On April 3rd, 2014, The United States Court of Appeals for the Second Circuit upheld (by overturning the judgment of a lower court) the decision of the New York City Board of Education to exclude groups (in this case, churches) from using school facilities outside of school hours “for the purpose of holding religious worship services.” The decision (PDF) follows a long legal battle. It is a defeat for churches that wanted to submit applications to use school buildings for church services and pay the schools accordingly. The decision did not pass unanimously. Judge Pierre N. Leval and Judge Guido Calabresi ruled in favor of the exclusion, and Judge John M. Walker Jr. ruled against it. The majority opinion endorses the following conclusion: “permitting religious worship services in its [the Board’s] schools might give rise to an appearance of endorsement in violation of the Establishment Clause, thus exposing the Board to a substantial risk of liability.”

In his dissenting opinion, Judge Walker states: “In my view, the Board of Education’s policy that disallows ‘religious worship services’ after hours in public schools—limited public fora that are otherwise open to all—violates the Free Exercise Clause because it plainly discriminates against religious belief and cannot be justified by a compelling government interest.” In Walker’s judgment, “This case presents substantial questions involving the contours of both religion clauses and the Free Speech Clause of the First Amendment, the resolution of which are ripe for Supreme Court review.” He cites Epperson v. Arkansas (1968), which states: “First Amendment mandates governmental neutrality between religion and religion, and between religion and nonreligion.” New York Mayor Bill de Blasio, a new hopeful candidate for the left wing of the U.S. Democratic Party, has expressed support for the religious groups and their paid use of the school buildings after fair application. Those churches that cannot afford their own buildings will be affected by this decision.
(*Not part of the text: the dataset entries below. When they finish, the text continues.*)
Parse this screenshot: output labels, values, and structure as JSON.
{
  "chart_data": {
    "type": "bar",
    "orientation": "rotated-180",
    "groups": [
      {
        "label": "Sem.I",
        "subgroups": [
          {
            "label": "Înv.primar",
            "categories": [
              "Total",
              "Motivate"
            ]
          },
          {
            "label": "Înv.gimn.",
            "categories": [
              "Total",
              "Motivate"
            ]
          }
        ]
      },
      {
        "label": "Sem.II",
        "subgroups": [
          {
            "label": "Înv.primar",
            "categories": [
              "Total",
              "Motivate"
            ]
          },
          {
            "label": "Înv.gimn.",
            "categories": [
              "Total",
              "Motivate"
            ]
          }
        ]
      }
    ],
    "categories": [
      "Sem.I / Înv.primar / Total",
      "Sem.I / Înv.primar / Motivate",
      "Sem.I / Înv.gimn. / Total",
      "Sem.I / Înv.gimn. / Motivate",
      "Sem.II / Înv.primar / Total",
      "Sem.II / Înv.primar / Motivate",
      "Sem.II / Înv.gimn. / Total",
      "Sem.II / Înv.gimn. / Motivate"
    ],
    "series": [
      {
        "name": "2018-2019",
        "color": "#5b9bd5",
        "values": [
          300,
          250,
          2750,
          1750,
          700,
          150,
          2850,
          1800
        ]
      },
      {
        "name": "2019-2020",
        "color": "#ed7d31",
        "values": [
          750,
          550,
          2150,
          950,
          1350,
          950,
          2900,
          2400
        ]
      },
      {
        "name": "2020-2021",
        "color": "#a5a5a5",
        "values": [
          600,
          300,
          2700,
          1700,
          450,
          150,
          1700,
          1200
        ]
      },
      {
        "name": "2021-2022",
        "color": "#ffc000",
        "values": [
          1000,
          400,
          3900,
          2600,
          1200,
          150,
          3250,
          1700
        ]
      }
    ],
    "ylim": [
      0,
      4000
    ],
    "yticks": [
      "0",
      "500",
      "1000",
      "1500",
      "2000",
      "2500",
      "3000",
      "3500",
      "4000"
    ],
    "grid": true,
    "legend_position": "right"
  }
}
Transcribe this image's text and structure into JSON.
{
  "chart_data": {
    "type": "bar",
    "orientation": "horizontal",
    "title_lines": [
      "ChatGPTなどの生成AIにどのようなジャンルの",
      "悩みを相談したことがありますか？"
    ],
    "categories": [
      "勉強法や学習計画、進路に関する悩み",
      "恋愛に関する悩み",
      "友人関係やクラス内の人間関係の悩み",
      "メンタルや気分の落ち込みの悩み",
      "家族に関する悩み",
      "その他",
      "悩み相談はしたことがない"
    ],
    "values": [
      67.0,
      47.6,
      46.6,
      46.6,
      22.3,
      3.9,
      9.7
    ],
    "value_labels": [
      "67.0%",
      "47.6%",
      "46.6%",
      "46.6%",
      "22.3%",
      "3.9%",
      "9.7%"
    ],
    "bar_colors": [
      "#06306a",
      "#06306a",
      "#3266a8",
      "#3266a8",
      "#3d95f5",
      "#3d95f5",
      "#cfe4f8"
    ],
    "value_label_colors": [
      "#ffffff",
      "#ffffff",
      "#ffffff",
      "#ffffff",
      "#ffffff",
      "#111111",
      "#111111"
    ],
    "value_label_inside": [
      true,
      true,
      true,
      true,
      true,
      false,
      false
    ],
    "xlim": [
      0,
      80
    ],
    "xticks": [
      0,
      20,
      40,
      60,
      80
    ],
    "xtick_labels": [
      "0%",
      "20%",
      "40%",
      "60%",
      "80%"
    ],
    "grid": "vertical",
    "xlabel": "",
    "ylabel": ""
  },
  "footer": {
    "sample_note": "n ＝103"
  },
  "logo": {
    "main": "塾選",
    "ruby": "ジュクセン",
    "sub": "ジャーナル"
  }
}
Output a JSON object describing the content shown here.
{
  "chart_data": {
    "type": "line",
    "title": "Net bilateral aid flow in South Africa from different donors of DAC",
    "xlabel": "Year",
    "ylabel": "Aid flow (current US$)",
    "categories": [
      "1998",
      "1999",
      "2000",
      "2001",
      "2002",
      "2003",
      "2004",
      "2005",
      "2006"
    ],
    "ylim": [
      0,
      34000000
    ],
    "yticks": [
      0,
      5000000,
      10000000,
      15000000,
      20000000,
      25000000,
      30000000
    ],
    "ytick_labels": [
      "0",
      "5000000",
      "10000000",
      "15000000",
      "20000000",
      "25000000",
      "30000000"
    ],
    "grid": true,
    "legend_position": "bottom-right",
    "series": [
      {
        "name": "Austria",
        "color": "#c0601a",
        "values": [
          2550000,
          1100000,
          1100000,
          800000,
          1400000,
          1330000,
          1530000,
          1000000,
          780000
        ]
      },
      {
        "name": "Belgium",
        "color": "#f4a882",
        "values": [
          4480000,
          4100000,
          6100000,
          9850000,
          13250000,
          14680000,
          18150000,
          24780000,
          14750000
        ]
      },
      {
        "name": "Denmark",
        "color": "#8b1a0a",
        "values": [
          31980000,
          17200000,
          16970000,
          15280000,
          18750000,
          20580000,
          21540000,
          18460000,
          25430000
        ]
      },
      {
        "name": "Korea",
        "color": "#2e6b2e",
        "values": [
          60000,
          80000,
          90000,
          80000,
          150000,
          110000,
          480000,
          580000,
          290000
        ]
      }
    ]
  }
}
The recent decision brings a few important sentences to memory from the 1948 “Statement on Church and State.” It was published in the journal Christianity and Crisis. Twenty-seven professors and clergy members signed the statement, including Harry Emerson Fosdick and Reinhold Niebuhr. The signers declared that they favored “the separation of church and state in the sense which we believe to have been intended in the First Amendment. This prohibited the state from giving any church or religious body a favored position, and from controlling the religious institutions of the nation.” They held that “cooperation, entered into freely by the state and church and involving no special privilege to any church and no threat to the religious liberty of any citizen, should be permitted.”

The idea of the “appearance of endorsement,” as opposed to actual endorsement, is very complex. It requires significant hermeneutical deliberation to determine whether an action gives the “appearance of endorsement” or not. For example, do swearing on the Bible in court or the pastoral invocation at Presidential inauguration services give the “appearance of endorsement”? Do politicians going to church provide the “appearance of endorsement”? When school boards permit churches to do volunteer work at public school facilities, like helping with grounds-keeping and painting, are they effectively giving the “appearance of endorsement”? Of course, in none of these cases is there any actual endorsement, in the sense of a legal agreement on the part of the politicians or public institutions.

The desire to avoid an “appearance of endorsement” may spring from an idealized conception of society in which public institutions operate from the standpoint of a supposedly objective worldview. This does not reflect the reality of the everyday work of public institutions and political figures, who often give the “appearance of endorsement” by working with religious groups. The old tradition of American church-state policy is not built upon conceptions of an idealized society of worldview neutrality; it is rather concerned with rejecting a specific political order in which the state designates a religion for the country and thus establishes it with formal institutional backing. Free cooperation between religious communities and public institutions was a reality in the eighteenth century, as it is today.

Judge Leval and Calabresi’s decision could be interpreted as encouraging public institutions to free themselves from any “appearance of endorsement” in order to avoid the “substantial risk of liability.” Because of the vacuity of the term “appearance,” this would be a virtually impossible task. It also lacks a solid constitutional basis. Apart from these arguments, the decision has unfortunate practical consequences. At a time when American schools need more financial support and volunteers, the court has sent the wrong signal to the churches and to the members of religious communities who often provide money, time and volunteers to their communities. It diminishes the spirit of cooperation which is essential to American’s diverse civil society. This principle of cooperation was affirmed in the New York City Department of Education’s “Citywide Standards” (PDF) from 2013. There pupils are encouraged to establish “positive relationships,” for this is one of the “fundamental skills for life effectiveness.” Of course, developing positive relationships is not only an aim of pupils and employees of public schools. It is also one of the important tasks of both public and ecclesial institutions. Such a task should not require a compromise in core values or guiding principles. On the contrary, the spirit of cooperation calls for a deepening of the commitments to these foundations and maxims and a rediscovery of their basic constitutions. This is because cooperation is most effective when it is grounded in the specific ethos of the different institutions involved, and when there is an elementary agreement about some general shared goals and a common good.